I’ve been listening to jazz lately. I’m not sure why- I’ve always been one who loved going through lists. This past year I listened through the entire Rolling Stone’s Top 100 Albums of All Time. It was a music history lesson that I didn’t know I needed. Lots of Dylan, Beatles and more Dylan. I fell in love with new artists I’d never known, and put some names with songs I’d heard before as a child but never truly knew the origins of.
The past two years have been a pretty wild ride for me, and I found myself longing for the girl I was before my diagnosis. Anything I could do to ground myself, to remind myself that I was bigger than this, that it wasn’t me, but I was something before it, and would be something after, helped. So I turned to lists. I cannot get enough information, experiences, knowledge, I’m a 7 after all- it’s a sickness really. When I picture myself, it’s like I’m just a giant Pac Man consuming the world. Every moment, every smell, taste, sound, touch, memory, new experience, I can’t ever get enough. I will never be satisfied.
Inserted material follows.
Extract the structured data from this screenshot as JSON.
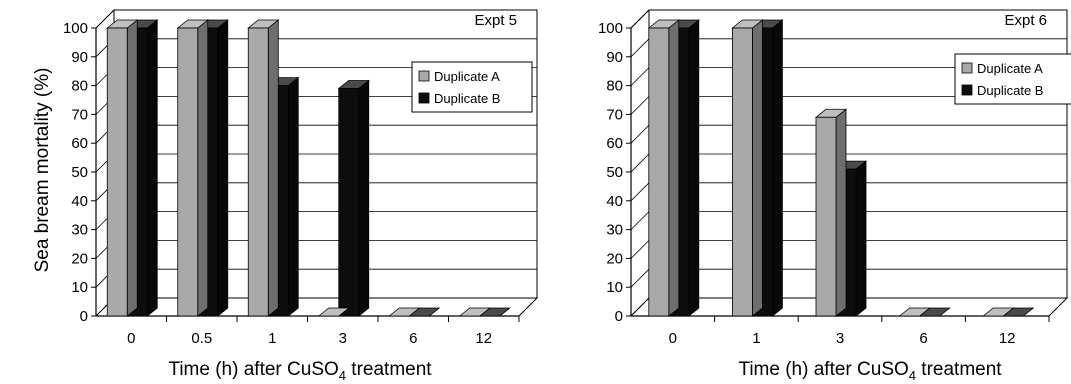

Sometimes when I don’t know where to turn, lists help me make some sort of logical progression in a direction. It helps me collect the knowledge in some focused way, and not the spastic and sporadic way I probably would on my own. Plus, it gives me a sense of accomplishment, and as I mentioned, it grounds me.
So recently I started listening through the “100 Essential Jazz Albums” as dubbed by New Yorker Magazine. I don’t know why, but I am falling head over heels for jazz. It’s like jazz was just waiting there all this time for me, just patiently standing by until I was ready for it. And I am now. I love that it’s classic, it’s been there for so long. It doesn’t need anyone to justify it. It has emotion, but no words. It has nuance and complexity, something that I seem to feel is lacking anymore. Jazz isn’t asking for your approval- it doesn’t give a shit if you hit the “like” button. It was here before me and it will be here after I’m gone. It just is.
And that is what I like about it. I picture scenes when I listen to it- people dancing and sweating in an old hall, letting loose, shaking off the cares of life, cares that I am now much more familiar with than I was even a few years ago. All this time I thought people were making music because they wanted to simply celebrate life, and now I realize that music is the escape. Jazz feels that way. It isn’t vapid, it isn’t prepubescent. It’s seen some things. And it’s still here to get down, because life is short so why not. It’s like a big fat middle finger to life’s disappointments and tragedies, big and small. It revels in the eccentric, the experimental, the free, the impulse. It is all at once a reminder, and a revelation.